His nurse was so proud of her charge that she had even brought him as far as the top of the great hall-stair for Peter, the cow-boy, to have just one glimpse at.
Peter—the diary informs me—had left his boots on the mat; and when he reached the stair-top, and the snowy-white wraps were down-folded from the child’s face, the good-hearted cow-boy, thinking he was in duty bound to say something very complimentary in return for the high honour bestowed upon him, lifted both hands and eyes ceiling-wards, and ejaculated—
“My goodness! What a bonnie, bonnie bairn! I never saw the like o’ that before in a’ my born days!”

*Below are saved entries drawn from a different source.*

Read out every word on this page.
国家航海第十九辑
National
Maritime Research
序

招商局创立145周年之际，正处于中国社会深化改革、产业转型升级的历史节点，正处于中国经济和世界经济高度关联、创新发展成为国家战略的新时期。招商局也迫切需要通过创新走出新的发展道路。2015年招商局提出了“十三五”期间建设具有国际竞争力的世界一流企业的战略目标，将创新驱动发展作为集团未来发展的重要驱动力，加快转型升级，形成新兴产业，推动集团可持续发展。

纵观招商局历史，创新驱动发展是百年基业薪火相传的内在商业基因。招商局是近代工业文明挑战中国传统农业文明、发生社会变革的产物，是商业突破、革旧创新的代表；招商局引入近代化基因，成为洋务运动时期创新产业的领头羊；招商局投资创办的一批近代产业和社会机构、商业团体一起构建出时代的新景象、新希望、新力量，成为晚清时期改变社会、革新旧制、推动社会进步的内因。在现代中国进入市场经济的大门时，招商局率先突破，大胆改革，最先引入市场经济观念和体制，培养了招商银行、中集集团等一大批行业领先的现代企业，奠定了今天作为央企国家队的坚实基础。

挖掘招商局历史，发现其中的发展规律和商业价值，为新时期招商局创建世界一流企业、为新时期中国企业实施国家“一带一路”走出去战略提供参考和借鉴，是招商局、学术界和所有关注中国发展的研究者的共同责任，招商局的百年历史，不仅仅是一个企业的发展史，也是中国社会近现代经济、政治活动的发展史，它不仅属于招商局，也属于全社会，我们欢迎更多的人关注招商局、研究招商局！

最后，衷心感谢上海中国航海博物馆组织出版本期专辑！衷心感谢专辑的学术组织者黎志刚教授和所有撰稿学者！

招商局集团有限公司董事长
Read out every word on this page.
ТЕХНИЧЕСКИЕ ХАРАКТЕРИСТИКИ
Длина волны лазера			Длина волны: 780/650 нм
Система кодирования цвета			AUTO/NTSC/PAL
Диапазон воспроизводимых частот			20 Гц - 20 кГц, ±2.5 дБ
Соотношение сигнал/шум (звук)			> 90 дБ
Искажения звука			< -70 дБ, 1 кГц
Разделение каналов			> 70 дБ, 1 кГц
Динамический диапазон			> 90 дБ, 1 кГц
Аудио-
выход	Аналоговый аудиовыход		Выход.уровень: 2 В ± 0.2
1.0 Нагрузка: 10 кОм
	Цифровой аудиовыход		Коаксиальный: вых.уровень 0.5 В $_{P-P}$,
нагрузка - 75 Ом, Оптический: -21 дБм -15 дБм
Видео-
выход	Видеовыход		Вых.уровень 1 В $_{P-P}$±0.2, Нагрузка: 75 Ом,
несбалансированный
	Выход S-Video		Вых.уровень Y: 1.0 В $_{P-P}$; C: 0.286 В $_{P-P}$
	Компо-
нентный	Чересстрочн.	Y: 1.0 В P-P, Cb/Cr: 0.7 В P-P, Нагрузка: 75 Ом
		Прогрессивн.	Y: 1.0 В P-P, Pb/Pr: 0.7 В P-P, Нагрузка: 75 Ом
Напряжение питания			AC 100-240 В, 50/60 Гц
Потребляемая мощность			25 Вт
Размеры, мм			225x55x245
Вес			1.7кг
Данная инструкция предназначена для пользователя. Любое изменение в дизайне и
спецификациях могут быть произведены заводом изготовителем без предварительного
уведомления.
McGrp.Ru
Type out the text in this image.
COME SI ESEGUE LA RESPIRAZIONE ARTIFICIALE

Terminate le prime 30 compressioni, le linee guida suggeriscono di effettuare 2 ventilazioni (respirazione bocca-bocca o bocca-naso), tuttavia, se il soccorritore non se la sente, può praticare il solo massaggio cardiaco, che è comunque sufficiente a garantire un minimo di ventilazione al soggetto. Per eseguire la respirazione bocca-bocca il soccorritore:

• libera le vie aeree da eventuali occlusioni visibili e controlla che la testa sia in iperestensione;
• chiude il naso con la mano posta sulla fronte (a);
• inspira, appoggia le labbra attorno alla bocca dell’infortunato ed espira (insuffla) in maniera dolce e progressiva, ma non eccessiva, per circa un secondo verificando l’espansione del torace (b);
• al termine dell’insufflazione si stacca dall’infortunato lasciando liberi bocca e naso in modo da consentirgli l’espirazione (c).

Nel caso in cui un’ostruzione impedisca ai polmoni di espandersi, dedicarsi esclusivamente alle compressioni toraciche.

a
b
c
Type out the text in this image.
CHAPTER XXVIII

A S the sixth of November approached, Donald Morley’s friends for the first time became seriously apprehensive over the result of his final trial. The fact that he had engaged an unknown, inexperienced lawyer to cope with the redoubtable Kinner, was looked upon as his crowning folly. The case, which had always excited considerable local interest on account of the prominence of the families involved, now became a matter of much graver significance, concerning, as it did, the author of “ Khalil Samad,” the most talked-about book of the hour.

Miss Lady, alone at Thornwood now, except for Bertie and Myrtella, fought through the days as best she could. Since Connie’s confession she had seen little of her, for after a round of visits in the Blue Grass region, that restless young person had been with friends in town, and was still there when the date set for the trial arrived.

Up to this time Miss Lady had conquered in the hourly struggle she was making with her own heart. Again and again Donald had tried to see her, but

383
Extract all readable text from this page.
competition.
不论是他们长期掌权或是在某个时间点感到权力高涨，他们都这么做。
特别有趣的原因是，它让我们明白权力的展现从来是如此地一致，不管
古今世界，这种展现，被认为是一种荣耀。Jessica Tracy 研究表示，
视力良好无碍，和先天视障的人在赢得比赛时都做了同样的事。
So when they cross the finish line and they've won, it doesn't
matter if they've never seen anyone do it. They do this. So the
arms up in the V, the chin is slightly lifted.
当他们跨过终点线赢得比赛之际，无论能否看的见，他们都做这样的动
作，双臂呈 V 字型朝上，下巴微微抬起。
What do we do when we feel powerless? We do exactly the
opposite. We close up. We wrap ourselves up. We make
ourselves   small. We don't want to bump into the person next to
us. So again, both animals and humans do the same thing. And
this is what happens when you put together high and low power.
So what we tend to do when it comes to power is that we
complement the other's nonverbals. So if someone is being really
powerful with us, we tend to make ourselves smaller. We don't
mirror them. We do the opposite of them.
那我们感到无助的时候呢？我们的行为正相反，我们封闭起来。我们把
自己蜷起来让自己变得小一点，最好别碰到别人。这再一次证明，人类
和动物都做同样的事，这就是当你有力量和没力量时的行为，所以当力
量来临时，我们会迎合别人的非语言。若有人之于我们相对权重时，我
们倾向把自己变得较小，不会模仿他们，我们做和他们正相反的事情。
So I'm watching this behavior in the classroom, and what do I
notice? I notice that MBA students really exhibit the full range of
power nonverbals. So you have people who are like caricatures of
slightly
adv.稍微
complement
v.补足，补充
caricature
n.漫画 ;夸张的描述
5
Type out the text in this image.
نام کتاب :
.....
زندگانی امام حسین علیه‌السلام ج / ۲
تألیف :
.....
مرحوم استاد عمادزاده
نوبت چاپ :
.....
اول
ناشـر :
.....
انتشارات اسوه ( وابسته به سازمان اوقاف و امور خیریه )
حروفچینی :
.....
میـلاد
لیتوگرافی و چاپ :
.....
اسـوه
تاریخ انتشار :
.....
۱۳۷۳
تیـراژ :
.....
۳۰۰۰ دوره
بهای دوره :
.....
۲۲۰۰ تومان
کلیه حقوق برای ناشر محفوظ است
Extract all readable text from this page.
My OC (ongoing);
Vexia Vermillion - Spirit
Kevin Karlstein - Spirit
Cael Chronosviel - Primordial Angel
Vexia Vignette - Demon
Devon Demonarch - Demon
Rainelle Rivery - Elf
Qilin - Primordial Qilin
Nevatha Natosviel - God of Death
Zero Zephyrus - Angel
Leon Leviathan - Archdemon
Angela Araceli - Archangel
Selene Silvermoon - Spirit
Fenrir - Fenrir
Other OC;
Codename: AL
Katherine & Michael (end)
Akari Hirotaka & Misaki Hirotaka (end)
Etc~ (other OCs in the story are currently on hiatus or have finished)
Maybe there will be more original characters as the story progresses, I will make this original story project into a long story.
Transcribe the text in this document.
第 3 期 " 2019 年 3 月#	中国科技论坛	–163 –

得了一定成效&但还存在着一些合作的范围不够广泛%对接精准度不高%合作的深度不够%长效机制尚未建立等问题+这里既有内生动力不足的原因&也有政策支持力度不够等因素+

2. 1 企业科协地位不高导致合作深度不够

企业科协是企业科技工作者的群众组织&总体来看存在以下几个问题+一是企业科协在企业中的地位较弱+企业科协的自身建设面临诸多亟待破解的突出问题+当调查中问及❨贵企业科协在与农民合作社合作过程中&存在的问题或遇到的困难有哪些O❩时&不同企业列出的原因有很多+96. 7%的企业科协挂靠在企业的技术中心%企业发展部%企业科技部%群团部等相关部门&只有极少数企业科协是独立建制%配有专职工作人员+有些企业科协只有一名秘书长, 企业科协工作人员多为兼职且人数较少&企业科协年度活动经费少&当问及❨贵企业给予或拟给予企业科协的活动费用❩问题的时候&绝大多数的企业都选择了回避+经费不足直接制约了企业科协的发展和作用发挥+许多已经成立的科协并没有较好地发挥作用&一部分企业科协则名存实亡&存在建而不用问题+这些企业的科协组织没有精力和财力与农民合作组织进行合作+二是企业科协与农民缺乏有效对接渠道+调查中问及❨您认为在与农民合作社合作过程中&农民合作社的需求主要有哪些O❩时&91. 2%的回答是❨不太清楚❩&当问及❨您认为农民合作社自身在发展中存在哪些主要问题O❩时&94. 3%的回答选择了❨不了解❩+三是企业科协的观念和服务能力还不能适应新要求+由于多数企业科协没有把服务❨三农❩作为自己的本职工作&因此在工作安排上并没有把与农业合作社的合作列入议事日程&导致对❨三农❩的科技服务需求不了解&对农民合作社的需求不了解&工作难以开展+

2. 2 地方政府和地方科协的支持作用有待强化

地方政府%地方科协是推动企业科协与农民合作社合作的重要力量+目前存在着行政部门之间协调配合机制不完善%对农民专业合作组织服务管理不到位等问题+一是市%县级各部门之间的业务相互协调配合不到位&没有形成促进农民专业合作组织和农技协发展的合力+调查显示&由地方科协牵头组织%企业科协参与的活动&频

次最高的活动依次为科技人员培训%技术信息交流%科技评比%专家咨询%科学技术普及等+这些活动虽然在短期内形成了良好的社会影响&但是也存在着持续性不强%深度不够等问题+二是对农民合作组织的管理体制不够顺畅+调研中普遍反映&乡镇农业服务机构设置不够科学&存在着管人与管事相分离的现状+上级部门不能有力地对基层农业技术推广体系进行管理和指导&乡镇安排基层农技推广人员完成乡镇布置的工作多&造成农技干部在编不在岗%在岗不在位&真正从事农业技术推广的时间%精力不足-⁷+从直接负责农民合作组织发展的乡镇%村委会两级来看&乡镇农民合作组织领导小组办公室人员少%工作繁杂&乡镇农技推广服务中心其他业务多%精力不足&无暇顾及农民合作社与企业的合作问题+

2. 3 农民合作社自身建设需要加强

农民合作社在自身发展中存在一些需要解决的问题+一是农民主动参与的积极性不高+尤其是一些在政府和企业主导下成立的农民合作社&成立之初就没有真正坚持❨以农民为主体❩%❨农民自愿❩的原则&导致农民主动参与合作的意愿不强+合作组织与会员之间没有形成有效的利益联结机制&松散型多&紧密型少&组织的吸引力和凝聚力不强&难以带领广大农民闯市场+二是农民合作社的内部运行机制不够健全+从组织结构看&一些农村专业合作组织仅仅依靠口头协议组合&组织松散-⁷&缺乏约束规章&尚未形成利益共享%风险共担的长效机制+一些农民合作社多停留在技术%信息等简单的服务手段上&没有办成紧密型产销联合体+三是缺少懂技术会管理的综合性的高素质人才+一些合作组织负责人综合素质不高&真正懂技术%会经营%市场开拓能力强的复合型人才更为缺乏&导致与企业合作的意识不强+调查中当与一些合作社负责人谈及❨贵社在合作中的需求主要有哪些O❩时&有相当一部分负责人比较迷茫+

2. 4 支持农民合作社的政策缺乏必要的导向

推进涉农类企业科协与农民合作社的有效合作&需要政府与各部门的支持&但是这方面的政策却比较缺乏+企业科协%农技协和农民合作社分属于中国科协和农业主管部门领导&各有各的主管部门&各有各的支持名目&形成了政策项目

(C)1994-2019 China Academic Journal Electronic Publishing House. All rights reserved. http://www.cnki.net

I pause for a moment here, reader, and raise my head from the table at which I have been writing with the diary mentioned lying open before me. I look up because some one has just glided silently into the room. It is Janet—Janet who wrote the diary; Janet who had been Claude’s nurse. She is very old now, her hair is as white as wreaths of drifted snow, but her face is still pleasant, and her eyes are bright, nor has the weight of years succeeded in bending her form.
She stands by my side, erect. She places one hand—how thin it is!—on the pages of the journal.
“You will not find everything there,” she says, “about my dear boy Claude.”
“Sit down, Janet,” I say to her kindly. “I like to have you near me. Take the book on your lap. Read to me, or talk to me, or do both; I shall listen and presently I shall write.”